Upgrading Vault
These are general upgrade instructions for Vault for both non-HA and HA setups. Please ensure that you also read any version-specific upgrade notes which can be found in the sidebar.
Important: Always back up your data before upgrading! Vault does not make backward-compatibility guarantees for its data store. Simply replacing the newly-installed Vault binary with the previous version will not cleanly downgrade Vault, as upgrades may perform changes to the underlying data structure that make the data incompatible with a downgrade. If you need to roll back to a previous version of Vault, you should roll back your data store as well.

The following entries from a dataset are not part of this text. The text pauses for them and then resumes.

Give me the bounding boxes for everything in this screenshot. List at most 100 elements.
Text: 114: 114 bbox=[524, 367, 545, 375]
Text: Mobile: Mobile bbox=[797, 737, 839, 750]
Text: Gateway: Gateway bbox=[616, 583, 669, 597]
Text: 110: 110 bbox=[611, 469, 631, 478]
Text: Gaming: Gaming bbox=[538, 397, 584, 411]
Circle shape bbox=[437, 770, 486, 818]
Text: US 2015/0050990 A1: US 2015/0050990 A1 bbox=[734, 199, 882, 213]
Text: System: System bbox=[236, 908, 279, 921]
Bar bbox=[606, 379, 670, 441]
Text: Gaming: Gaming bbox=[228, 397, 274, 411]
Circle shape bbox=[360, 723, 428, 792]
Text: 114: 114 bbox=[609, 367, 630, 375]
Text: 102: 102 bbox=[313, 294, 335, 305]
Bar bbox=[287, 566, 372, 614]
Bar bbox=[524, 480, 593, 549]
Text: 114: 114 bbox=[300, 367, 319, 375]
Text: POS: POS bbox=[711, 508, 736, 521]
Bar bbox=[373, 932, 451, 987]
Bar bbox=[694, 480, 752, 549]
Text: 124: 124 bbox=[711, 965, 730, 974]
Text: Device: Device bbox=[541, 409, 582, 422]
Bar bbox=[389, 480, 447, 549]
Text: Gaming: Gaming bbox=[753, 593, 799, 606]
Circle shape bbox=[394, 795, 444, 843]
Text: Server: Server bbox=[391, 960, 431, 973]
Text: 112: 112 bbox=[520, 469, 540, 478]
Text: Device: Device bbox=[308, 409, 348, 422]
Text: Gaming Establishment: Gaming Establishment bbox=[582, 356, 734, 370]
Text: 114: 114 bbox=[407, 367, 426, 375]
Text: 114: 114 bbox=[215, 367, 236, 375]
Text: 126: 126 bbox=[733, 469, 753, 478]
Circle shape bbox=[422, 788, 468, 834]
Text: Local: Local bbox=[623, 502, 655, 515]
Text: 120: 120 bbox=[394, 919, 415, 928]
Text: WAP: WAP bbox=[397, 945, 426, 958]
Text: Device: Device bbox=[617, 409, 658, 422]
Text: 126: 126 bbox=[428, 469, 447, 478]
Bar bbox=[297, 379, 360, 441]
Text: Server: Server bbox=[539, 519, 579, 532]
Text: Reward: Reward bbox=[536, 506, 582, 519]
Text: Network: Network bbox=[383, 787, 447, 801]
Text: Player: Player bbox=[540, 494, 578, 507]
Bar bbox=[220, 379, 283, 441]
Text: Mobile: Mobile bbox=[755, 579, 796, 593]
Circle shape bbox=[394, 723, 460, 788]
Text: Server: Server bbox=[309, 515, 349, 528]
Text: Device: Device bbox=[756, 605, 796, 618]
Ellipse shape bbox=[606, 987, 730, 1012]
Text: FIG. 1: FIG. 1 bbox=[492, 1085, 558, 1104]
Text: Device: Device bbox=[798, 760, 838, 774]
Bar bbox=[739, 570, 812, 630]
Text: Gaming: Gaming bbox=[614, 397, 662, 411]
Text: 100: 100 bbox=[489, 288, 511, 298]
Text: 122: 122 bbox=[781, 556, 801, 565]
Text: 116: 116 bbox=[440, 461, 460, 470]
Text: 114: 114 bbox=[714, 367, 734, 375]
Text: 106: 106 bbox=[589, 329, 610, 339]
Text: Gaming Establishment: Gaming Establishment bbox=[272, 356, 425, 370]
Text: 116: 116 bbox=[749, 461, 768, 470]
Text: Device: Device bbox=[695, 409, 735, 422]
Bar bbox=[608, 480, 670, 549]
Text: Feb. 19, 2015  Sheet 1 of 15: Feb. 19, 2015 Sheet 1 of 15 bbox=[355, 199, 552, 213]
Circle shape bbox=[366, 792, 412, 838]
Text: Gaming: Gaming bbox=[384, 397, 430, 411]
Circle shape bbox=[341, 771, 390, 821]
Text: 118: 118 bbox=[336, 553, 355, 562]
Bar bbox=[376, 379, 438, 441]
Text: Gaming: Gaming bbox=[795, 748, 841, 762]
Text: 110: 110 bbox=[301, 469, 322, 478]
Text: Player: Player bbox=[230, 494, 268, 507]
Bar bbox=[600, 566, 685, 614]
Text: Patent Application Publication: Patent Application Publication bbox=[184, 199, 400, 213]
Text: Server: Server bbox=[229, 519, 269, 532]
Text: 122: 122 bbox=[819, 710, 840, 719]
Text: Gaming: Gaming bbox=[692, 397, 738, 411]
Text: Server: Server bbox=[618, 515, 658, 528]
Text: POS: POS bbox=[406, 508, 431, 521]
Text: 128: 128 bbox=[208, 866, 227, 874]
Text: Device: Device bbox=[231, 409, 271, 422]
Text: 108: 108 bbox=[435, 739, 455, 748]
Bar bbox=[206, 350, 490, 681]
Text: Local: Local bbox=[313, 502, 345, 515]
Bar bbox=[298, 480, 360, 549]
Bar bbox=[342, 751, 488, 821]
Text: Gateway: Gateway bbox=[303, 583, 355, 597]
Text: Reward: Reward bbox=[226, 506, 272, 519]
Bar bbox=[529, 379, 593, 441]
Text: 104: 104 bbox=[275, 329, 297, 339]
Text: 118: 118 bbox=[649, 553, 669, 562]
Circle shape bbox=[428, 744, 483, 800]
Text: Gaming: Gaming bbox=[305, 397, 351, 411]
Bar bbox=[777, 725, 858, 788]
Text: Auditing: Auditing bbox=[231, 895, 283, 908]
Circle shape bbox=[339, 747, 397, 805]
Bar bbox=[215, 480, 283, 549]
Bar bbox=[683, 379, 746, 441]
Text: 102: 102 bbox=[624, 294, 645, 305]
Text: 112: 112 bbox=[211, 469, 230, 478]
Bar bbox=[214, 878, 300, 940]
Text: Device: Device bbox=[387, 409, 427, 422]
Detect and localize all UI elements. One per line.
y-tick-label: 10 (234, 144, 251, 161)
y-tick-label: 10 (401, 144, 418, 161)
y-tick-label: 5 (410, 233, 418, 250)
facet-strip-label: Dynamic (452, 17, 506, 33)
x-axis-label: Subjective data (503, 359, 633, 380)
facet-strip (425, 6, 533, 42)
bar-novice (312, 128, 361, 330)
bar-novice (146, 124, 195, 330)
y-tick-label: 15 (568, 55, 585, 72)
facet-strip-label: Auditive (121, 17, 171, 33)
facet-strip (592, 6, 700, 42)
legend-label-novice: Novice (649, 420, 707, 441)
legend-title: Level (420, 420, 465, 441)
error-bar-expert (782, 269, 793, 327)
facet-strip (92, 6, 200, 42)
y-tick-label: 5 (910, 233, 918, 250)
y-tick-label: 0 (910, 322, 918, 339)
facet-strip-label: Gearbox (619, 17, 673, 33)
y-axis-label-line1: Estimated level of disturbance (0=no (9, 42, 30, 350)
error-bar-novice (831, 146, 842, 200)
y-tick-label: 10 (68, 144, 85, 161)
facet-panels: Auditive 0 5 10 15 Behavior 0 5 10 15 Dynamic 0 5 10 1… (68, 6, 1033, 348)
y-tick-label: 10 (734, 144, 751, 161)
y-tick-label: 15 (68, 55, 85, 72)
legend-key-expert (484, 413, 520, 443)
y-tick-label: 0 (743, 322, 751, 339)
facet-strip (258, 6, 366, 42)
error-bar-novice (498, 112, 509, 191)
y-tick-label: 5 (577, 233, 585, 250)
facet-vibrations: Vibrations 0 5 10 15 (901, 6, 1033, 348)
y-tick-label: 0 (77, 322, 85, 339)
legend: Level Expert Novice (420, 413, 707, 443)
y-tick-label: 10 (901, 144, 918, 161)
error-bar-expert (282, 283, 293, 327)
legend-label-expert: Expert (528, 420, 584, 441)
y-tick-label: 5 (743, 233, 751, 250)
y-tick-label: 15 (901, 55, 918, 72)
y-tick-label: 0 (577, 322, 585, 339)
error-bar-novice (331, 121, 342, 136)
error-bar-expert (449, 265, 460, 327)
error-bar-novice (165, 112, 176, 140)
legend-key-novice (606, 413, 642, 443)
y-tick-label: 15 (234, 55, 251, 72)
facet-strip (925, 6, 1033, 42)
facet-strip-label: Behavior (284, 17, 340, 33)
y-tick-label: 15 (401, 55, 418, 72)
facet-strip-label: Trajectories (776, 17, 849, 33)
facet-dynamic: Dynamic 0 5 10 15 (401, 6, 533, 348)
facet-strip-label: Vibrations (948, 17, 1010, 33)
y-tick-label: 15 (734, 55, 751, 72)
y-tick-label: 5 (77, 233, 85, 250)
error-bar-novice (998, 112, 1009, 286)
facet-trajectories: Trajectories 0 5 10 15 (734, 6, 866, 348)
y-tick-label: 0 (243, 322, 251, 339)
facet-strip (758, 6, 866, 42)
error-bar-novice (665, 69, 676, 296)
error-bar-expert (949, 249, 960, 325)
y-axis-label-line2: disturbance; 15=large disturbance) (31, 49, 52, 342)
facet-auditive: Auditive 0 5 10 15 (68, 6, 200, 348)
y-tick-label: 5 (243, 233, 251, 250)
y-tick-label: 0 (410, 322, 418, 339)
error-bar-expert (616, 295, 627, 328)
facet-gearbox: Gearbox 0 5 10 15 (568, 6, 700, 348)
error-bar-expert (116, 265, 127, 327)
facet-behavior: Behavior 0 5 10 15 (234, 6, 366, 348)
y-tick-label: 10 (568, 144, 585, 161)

Vault upgrades are designed such that large jumps (ie 1.3.10 -> 1.7.x) are supported. The upgrade notes for each intervening version must be reviewed. The upgrade notes may describe additional steps or configuration to update before, during, or after the upgrade.
Integrated storage autopilot
Vault 1.11 introduced automated upgrades as part of the Integrated Storage Autopilot feature. If your Vault environment is configured to use Integrated Storage, consider leveraging this new feature to upgrade your Vault environment.
Tutorial: Refer to the Automate Upgrades with Vault Enterprise tutorial for more details.
Agent
The Vault Agent is an API client of the Vault Server. Vault APIs are almost always backwards compatible. When they are not, this is called out in the upgrade guide for the new Vault version, and there is a lengthy deprecation period. The Vault Agent version can lag behind the Vault Server version, though we recommend keeping all Vault instances up to date with the most recent minor Vault version to the extent possible.
Testing the upgrade
It's always a good idea to try to ensure that the upgrade will be successful in your environment. The ideal way to do this is to take a snapshot of your data and load it into a test cluster. However, if you are issuing secrets to third party resources (cloud credentials, database credentials, etc.) ensure that you do not allow external network connectivity during testing, in case credentials expire. This prevents the test cluster from trying to revoke these resources along with the non-test cluster.
OSS to enterprise installations
Upgrading to Vault Enterprise installations follow the same steps as OSS upgrades except that the Vault Enterprise binary is to be used and the license file applied, when applicable. The Enterprise binary and license file can be obtained through your HashiCorp sales team.
Non-HA installations
Upgrading non-HA installations of Vault is as simple as replacing the Vault binary with the new version and restarting Vault. Any upgrade tasks that can be performed for you will be taken care of when Vault is unsealed.
Always use SIGINT
or SIGTERM
to properly shut down Vault.
Be sure to also read and follow any instructions in the version-specific upgrade notes.
HA installations
The recommended upgrade procedure depends on the version of Vault you're currently on and the storage backend of Vault. If you're currently running on Vault 1.11 or later with Integrated Storage and you have Autopilot enabled, you should let Autopilot do the upgrade for you, as that's easier and less prone to human error. Please refer to our automated upgrades documentation for information on this feature and our Automate Upgrades with Vault Enterprise tutorial for more details.
If you're currently on a version of Vault before 1.11, or you've chosen to opt-out the Autopilot automated upgrade features when running Vault after 1.11 with Integrated Storage, or if you are running Vault with other storage backend such as Consul. Please refer to our Vault HA upgrades Pre 1.11/Without Autopilot Upgrade Automation documentation for more details. Please note that this upgrade procedure also applies if you are upgrading Vault from pre 1.11 to post 1.11.